Her daughter, Morgan, was six-years-old when an unidentified man kidnapped her from an Arkansas Little League Field. It was June of 1995 -  Morgan has now been missing for 18 years.

"Even when people say to me, shouldn't you give up...this is my daughter, as soon as someone can prove to me that she's not coming home...I will fight for her everyday."

The story of three young women in Cleveland being rescued after ten years of being held captive in a house in Cleveland is giving hope for other missing person cases, said Marcia Gilmore Tullis with the National Center for Missing and Expolited Children.

"All the families have hope. It's so important to have hope," said Gilmore-Tullis.

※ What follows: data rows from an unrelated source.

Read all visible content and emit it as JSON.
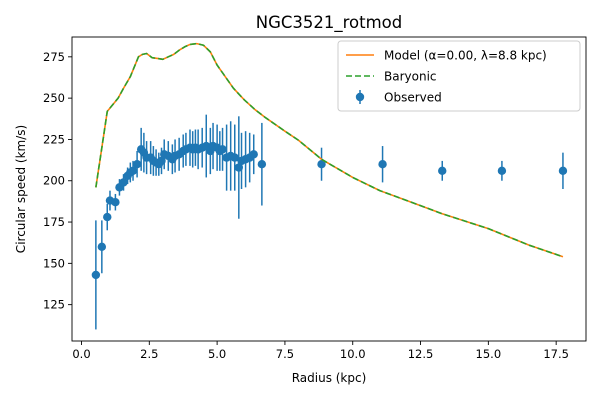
{
  "chart_data": {
    "type": "line",
    "title": "NGC3521_rotmod",
    "xlabel": "Radius (kpc)",
    "ylabel": "Circular speed (km/s)",
    "xlim": [
      -0.35,
      18.6
    ],
    "ylim": [
      103,
      287
    ],
    "xticks": [
      0.0,
      2.5,
      5.0,
      7.5,
      10.0,
      12.5,
      15.0,
      17.5
    ],
    "xtick_labels": [
      "0.0",
      "2.5",
      "5.0",
      "7.5",
      "10.0",
      "12.5",
      "15.0",
      "17.5"
    ],
    "yticks": [
      125,
      150,
      175,
      200,
      225,
      250,
      275
    ],
    "ytick_labels": [
      "125",
      "150",
      "175",
      "200",
      "225",
      "250",
      "275"
    ],
    "grid": false,
    "legend_position": "top-right",
    "legend": [
      {
        "label": "Model (α=0.00, λ=8.8 kpc)",
        "style": "solid",
        "color": "#ff7f0e"
      },
      {
        "label": "Baryonic",
        "style": "dashed",
        "color": "#2ca02c"
      },
      {
        "label": "Observed",
        "style": "errorbar",
        "color": "#1f77b4"
      }
    ],
    "model_curve": {
      "name": "Model (α=0.00, λ=8.8 kpc)",
      "color": "#ff7f0e",
      "x": [
        0.53,
        0.75,
        0.95,
        1.2,
        1.35,
        1.55,
        1.8,
        2.0,
        2.1,
        2.25,
        2.4,
        2.6,
        2.8,
        3.0,
        3.2,
        3.4,
        3.6,
        3.8,
        4.0,
        4.25,
        4.5,
        4.75,
        5.0,
        5.3,
        5.6,
        6.0,
        6.4,
        6.8,
        7.5,
        8.0,
        8.85,
        10.0,
        11.0,
        12.0,
        13.3,
        15.0,
        16.5,
        17.75
      ],
      "y": [
        196,
        220,
        242,
        247,
        250,
        256,
        263,
        271,
        275,
        276.5,
        277,
        274.5,
        274,
        273.5,
        275,
        276.5,
        279,
        281,
        282.5,
        283,
        282,
        278,
        270,
        263,
        256,
        249,
        243,
        238,
        230,
        224.5,
        213,
        202,
        194,
        188,
        180,
        171,
        161,
        154
      ]
    },
    "baryonic_curve": {
      "name": "Baryonic",
      "color": "#2ca02c",
      "x": [
        0.53,
        0.75,
        0.95,
        1.2,
        1.35,
        1.55,
        1.8,
        2.0,
        2.1,
        2.25,
        2.4,
        2.6,
        2.8,
        3.0,
        3.2,
        3.4,
        3.6,
        3.8,
        4.0,
        4.25,
        4.5,
        4.75,
        5.0,
        5.3,
        5.6,
        6.0,
        6.4,
        6.8,
        7.5,
        8.0,
        8.85,
        10.0,
        11.0,
        12.0,
        13.3,
        15.0,
        16.5,
        17.75
      ],
      "y": [
        196,
        220,
        242,
        247,
        250,
        256,
        263,
        271,
        275,
        276.5,
        277,
        274.5,
        274,
        273.5,
        275,
        276.5,
        279,
        281,
        282.5,
        283,
        282,
        278,
        270,
        263,
        256,
        249,
        243,
        238,
        230,
        224.5,
        213,
        202,
        194,
        188,
        180,
        171,
        161,
        154
      ]
    },
    "observed": {
      "name": "Observed",
      "color": "#1f77b4",
      "x": [
        0.53,
        0.75,
        0.95,
        1.05,
        1.25,
        1.4,
        1.55,
        1.7,
        1.8,
        1.9,
        2.05,
        2.2,
        2.3,
        2.4,
        2.55,
        2.65,
        2.75,
        2.85,
        2.95,
        3.05,
        3.2,
        3.35,
        3.45,
        3.6,
        3.75,
        3.85,
        4.0,
        4.1,
        4.2,
        4.3,
        4.45,
        4.6,
        4.75,
        4.85,
        5.0,
        5.1,
        5.2,
        5.35,
        5.5,
        5.65,
        5.8,
        5.9,
        6.05,
        6.2,
        6.35,
        6.65,
        8.85,
        11.1,
        13.3,
        15.5,
        17.75
      ],
      "y": [
        143,
        160,
        178,
        188,
        187,
        196,
        199,
        203,
        205,
        206,
        210,
        219,
        217,
        214,
        214,
        212,
        211,
        210,
        212,
        216,
        215,
        213,
        215,
        216,
        218,
        219,
        220,
        219,
        220,
        219,
        220,
        221,
        218,
        221,
        220,
        218,
        219,
        214,
        215,
        214,
        208,
        212,
        213,
        214,
        216,
        210,
        210,
        210,
        206,
        206,
        206
      ],
      "err": [
        33,
        16,
        8,
        6,
        5,
        5,
        5,
        5,
        6,
        6,
        8,
        13,
        12,
        10,
        10,
        9,
        8,
        7,
        8,
        9,
        9,
        9,
        10,
        10,
        10,
        10,
        11,
        11,
        11,
        12,
        12,
        19,
        14,
        14,
        14,
        12,
        13,
        20,
        21,
        20,
        31,
        17,
        17,
        15,
        12,
        25,
        10,
        11,
        6,
        6,
        11
      ]
    }
  }
}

She says often it's a bystander who helps solve a missing person case. In Cleveland, Charles Ramsey heard screaming at a home in his neighborhood and saw a woman try to get out and helped break an opening in the locked door.

Colleen Nick calls Ramsey a "national hero" for getting involved.

Someone who noticed something strange led to the investigation of Phillip Garrido and his wife Nancy, who abducted Jaycee Dugard when she was 11 and held her captive in their backyard for 18 years.

And there have been several other children abducted and found weeks and years later.

Nick said it's a myth that all kidnappings result in murder. That sometimes happens, she said, but if there is no proof a child has passed, there should always be hope and an effort to find him or her.